Stop us if you’ve heard this before: 2022 was a rough year for startups.

Here are a few numbers to illustrate just how sharp of a turn things took…

In 2021, there was a total of $681 billion invested in startups. In 2022, that number fell to $445 billion.

In 2021, there were 613 special-purpose acquisition (SPAC) IPOs. 2022 saw just 83.

In 2021, 340 new companies earned a billion-dollar valuation and, as a result, their unicorn horn. In 2022, that number fell to 174.

And the pace of this deceleration only got worse as the year went on. While the first half of 2022 saw $285.5 billion invested, the second half saw roughly $160 billion.
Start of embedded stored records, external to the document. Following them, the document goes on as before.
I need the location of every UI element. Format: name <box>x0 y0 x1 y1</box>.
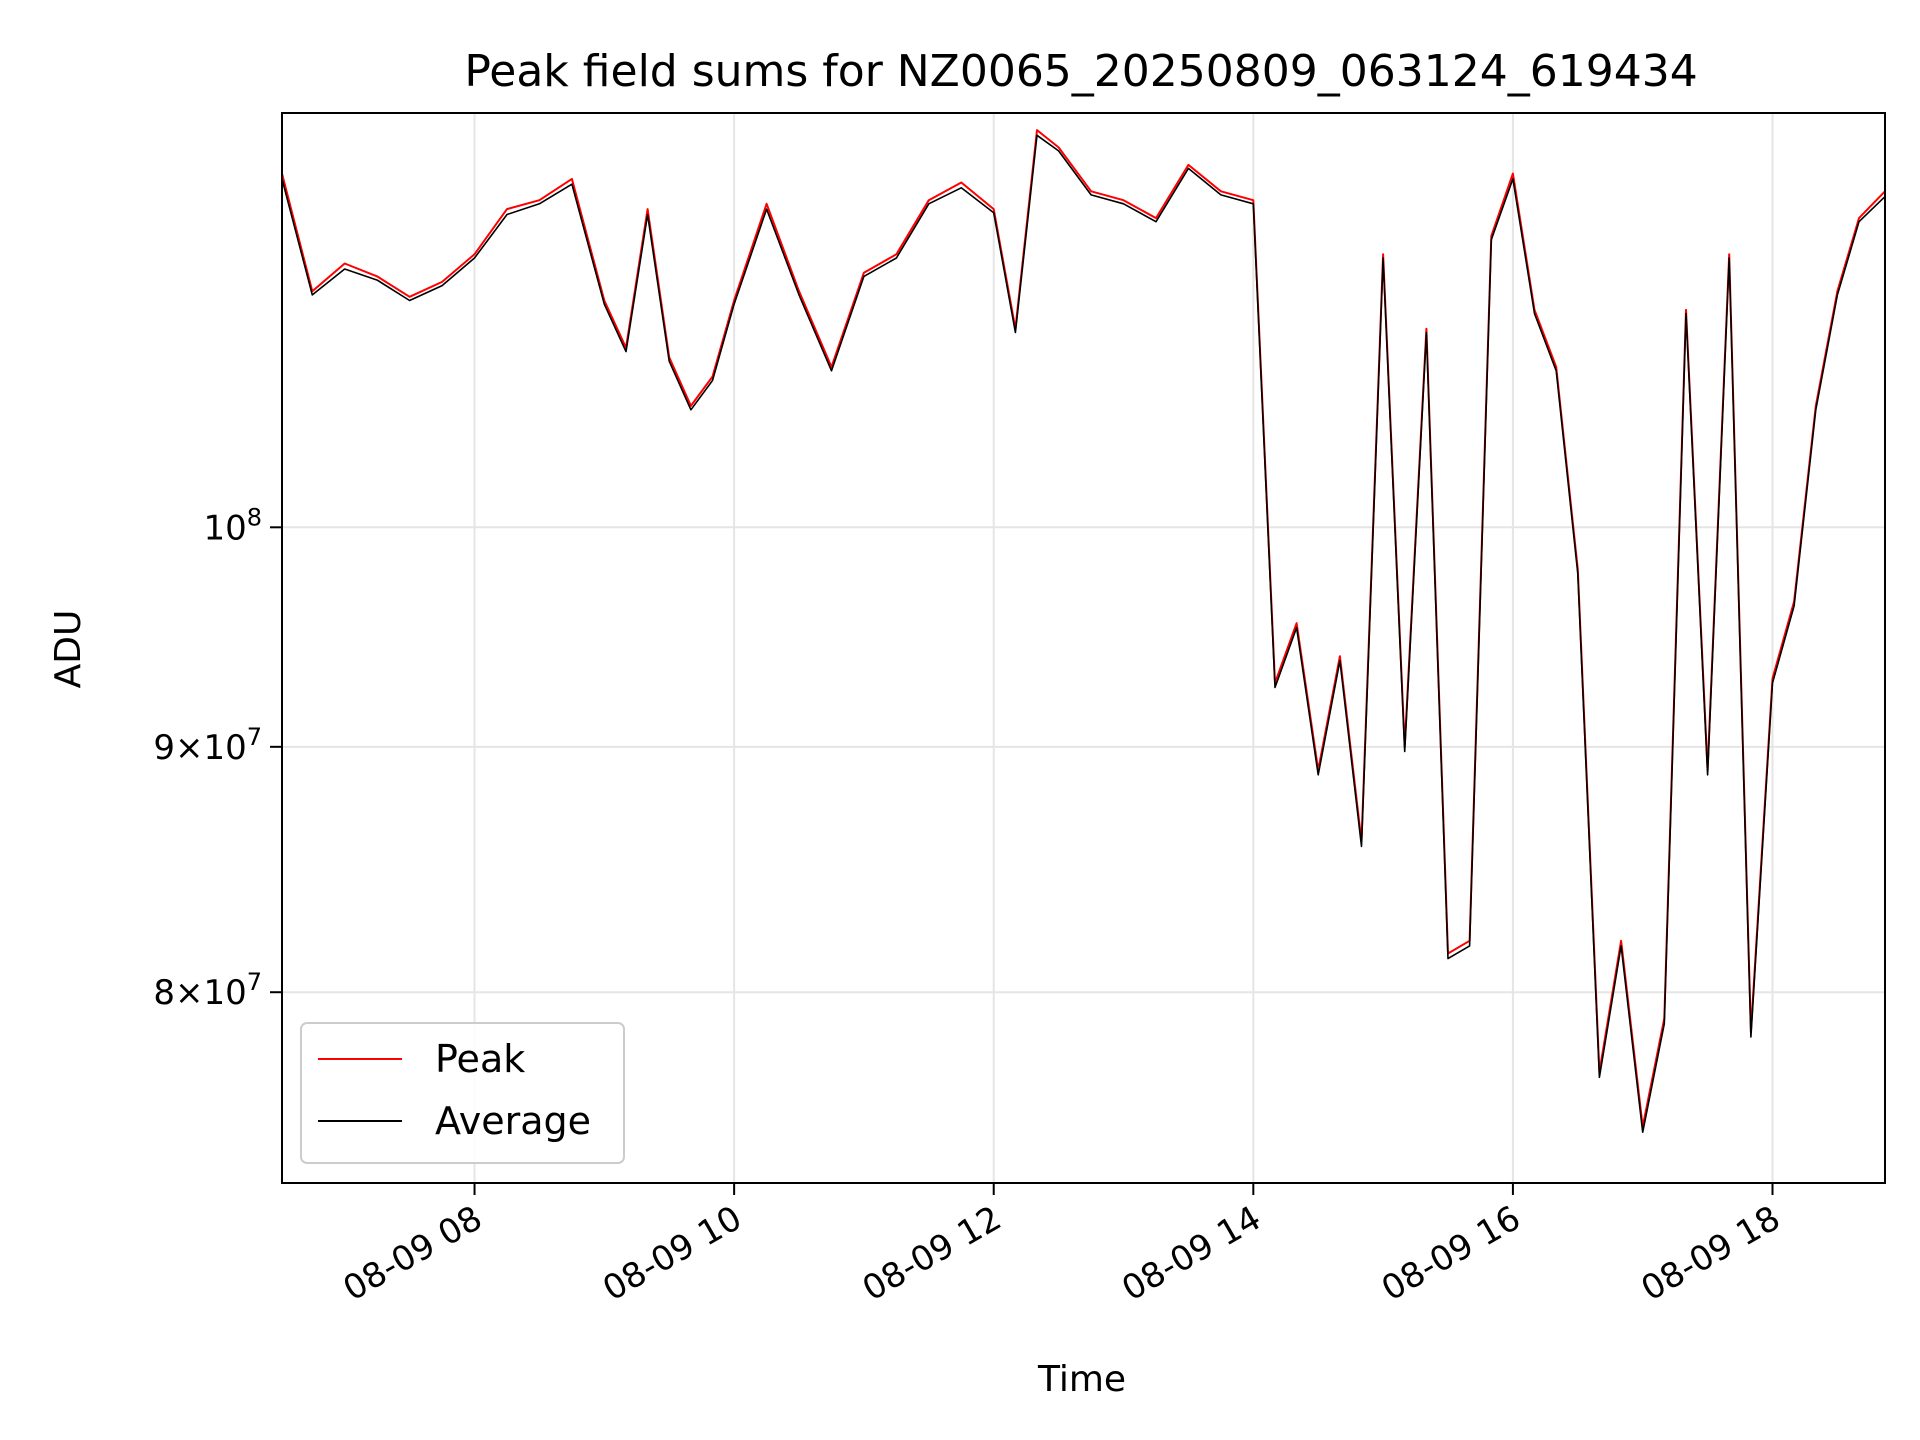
legend-label-average: Average <box>435 1099 591 1143</box>
legend: Peak Average <box>300 1022 625 1164</box>
legend-label-peak: Peak <box>435 1037 525 1081</box>
y-tick-label: 9×107 <box>153 723 262 768</box>
series-layer <box>281 129 1886 1133</box>
series-line-peak <box>281 129 1886 1128</box>
x-axis-label: Time <box>1037 1359 1126 1400</box>
y-tick-label: 8×107 <box>153 968 262 1013</box>
y-axis-label: ADU <box>48 610 89 689</box>
chart-title: Peak field sums for NZ0065_20250809_0631… <box>464 46 1697 97</box>
grid-lines <box>282 113 1885 1183</box>
series-line-average <box>281 134 1886 1133</box>
plot-area-frame <box>281 112 1886 1184</box>
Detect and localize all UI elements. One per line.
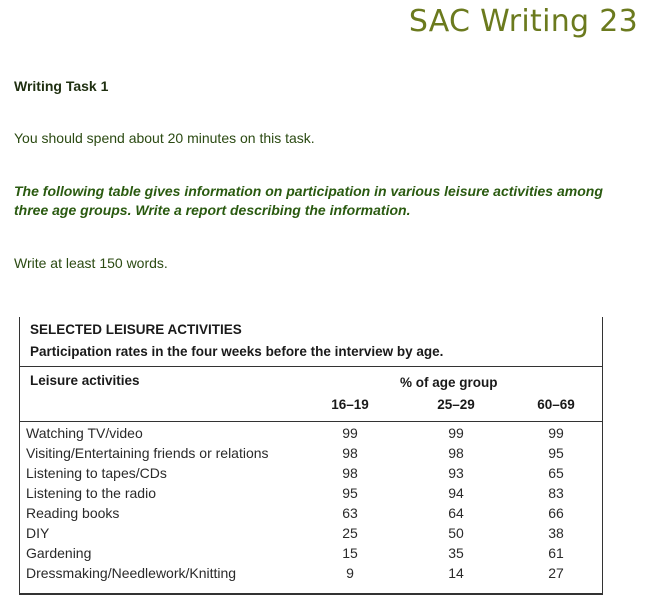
table-row: Dressmaking/Needlework/Knitting 9 14 27 [20,565,602,585]
age-column-header-60-69: 60–69 [537,397,575,412]
activity-label: DIY [26,525,50,541]
activity-label: Visiting/Entertaining friends or relatio… [26,445,269,461]
activity-label: Watching TV/video [26,425,143,441]
activity-label: Listening to tapes/CDs [26,465,167,481]
value-60-69: 83 [548,485,564,501]
age-column-header-16-19: 16–19 [331,397,369,412]
value-60-69: 99 [548,425,564,441]
age-group-header: % of age group [400,375,498,390]
table-row: Listening to tapes/CDs 98 93 65 [20,465,602,485]
value-25-29: 93 [448,465,464,481]
leisure-activities-table: SELECTED LEISURE ACTIVITIES Participatio… [19,317,603,595]
value-25-29: 99 [448,425,464,441]
word-count-instruction: Write at least 150 words. [14,255,168,271]
task-prompt: The following table gives information on… [14,183,603,218]
table-subtitle: Participation rates in the four weeks be… [30,344,444,359]
table-title: SELECTED LEISURE ACTIVITIES [30,322,242,337]
time-instruction: You should spend about 20 minutes on thi… [14,130,315,146]
activity-column-header: Leisure activities [30,373,140,388]
value-60-69: 61 [548,545,564,561]
table-row: Reading books 63 64 66 [20,505,602,525]
page-title: SAC Writing 23 [408,4,638,39]
value-25-29: 35 [448,545,464,561]
table-row: Visiting/Entertaining friends or relatio… [20,445,602,465]
value-60-69: 66 [548,505,564,521]
value-60-69: 38 [548,525,564,541]
activity-label: Gardening [26,545,92,561]
value-25-29: 50 [448,525,464,541]
value-60-69: 27 [548,565,564,581]
value-25-29: 98 [448,445,464,461]
value-16-19: 98 [342,465,358,481]
table-row: Gardening 15 35 61 [20,545,602,565]
activity-label: Listening to the radio [26,485,156,501]
value-60-69: 65 [548,465,564,481]
value-16-19: 9 [346,565,354,581]
value-25-29: 64 [448,505,464,521]
value-16-19: 95 [342,485,358,501]
table-row: Listening to the radio 95 94 83 [20,485,602,505]
value-16-19: 15 [342,545,358,561]
age-column-header-25-29: 25–29 [437,397,475,412]
value-60-69: 95 [548,445,564,461]
value-16-19: 98 [342,445,358,461]
value-16-19: 63 [342,505,358,521]
activity-label: Reading books [26,505,120,521]
table-row: Watching TV/video 99 99 99 [20,425,602,445]
table-row: DIY 25 50 38 [20,525,602,545]
table-divider-top [20,366,602,367]
activity-label: Dressmaking/Needlework/Knitting [26,565,237,581]
value-16-19: 25 [342,525,358,541]
value-25-29: 14 [448,565,464,581]
value-16-19: 99 [342,425,358,441]
value-25-29: 94 [448,485,464,501]
table-divider-header [20,421,602,422]
task-heading: Writing Task 1 [14,78,109,94]
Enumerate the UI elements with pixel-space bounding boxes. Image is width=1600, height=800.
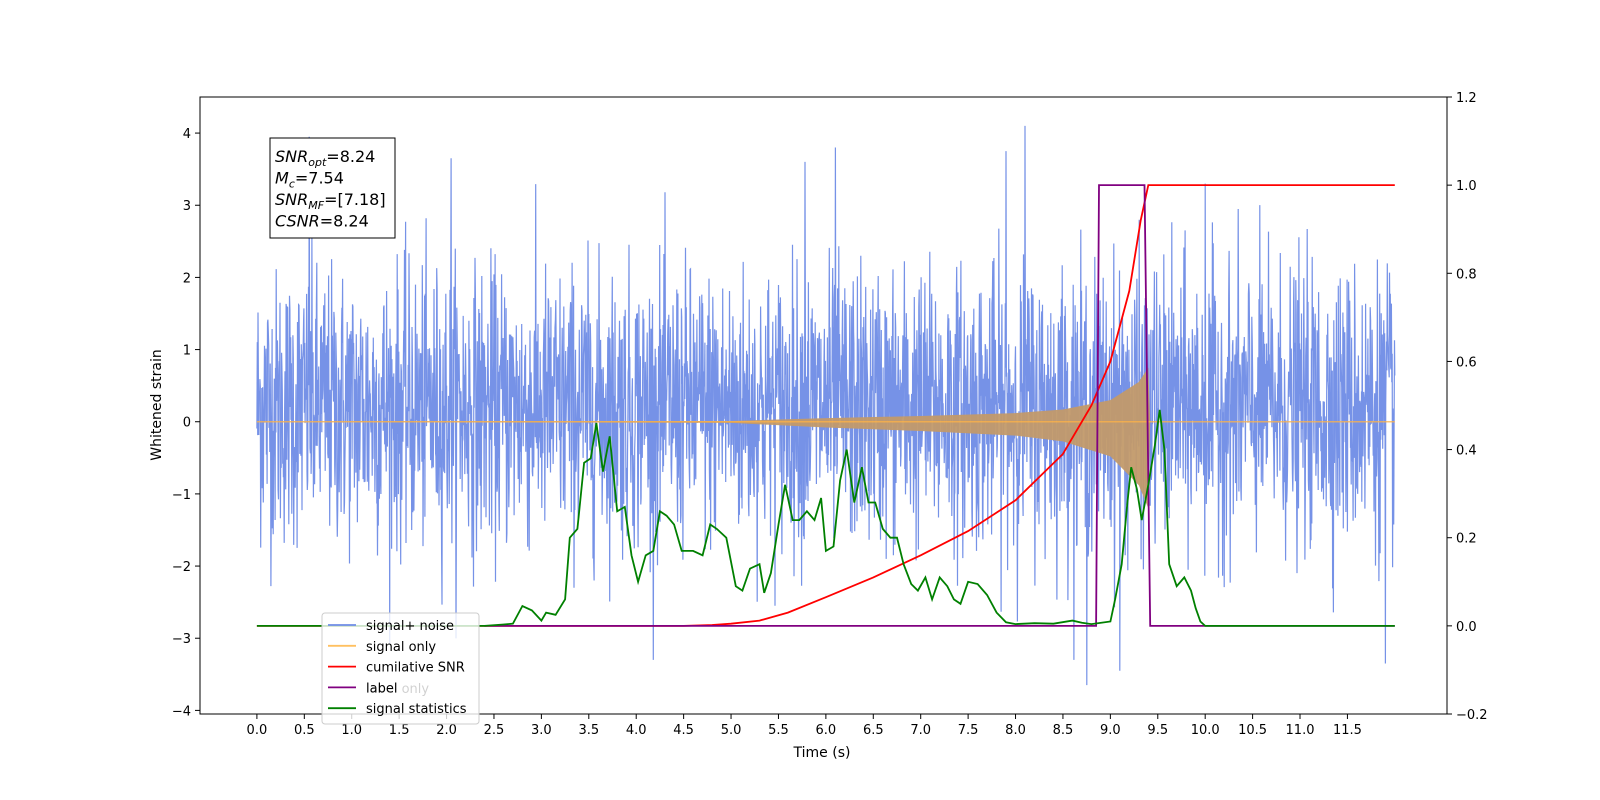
- y2-tick-label: 0.2: [1456, 532, 1477, 547]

From 10,425 venture capital (VC) deals in Q2 2022 to 7,817 in Q3 – the lowest amount in close to half a decade.

Pretty much no matter how you slice it, the investment landscape was particularly down on early-stage companies.

However, while the downturn effected close to every industry, there were some that saw momentum and interest increase while everyone else struggled.

There may be no better example of this phenomenon than clean energy startups.

In 2021, when practically every sector experienced booming investment prospects for early-stage companies seeking capital, climate startups raised $18 billion – just shy of 3X the amount raised in 2020.

But 2022 didn’t bring the same doom and gloom to climate startups as it did the rest of the world. In fact, they actually raised more – up to almost $20 billion.

As things stand now, 83 different climate startups currently sit with a valuation north of $1 billion. This doesn’t figure to decrease anytime soon, as evidenced by BlackRock CEO Laurence D. Fink predicting back in October 2021 that there would be 1,000 more climate unicorns on the way.

“There is no line of business that will not be impacted by climate,” Lowercarbon Capital, a climate-geared VC firm, co-founder Chris Sacca said at a conference in October. “That’s also the opportunity.”

Pressure has never been greater on corporations to right their environmental ship. As it stands, according to the nonprofit website Net Zero Tracker, 91% of the global economy has made a “net zero” pledge to decrease their footprint.

With the Securities and Exchange Commission proposing a rule requiring companies to report emissions, the Inflation Reduction Act earmarking $370 billion for climate spending, and the cost of renewable energy falling precipitously, this boom doesn’t figure to be short lived.

And while startups across the world are forced to undergo “down rounds,” raising money at a lower valuation than before, climate startups have grown their valuations by 2.5X in the past two years in many cases.

All of that is to say that climate-geared companies are better bets during this bearish market, and investors would be wise to look for opportunities in this space.

We’ll be sure to do just that for you.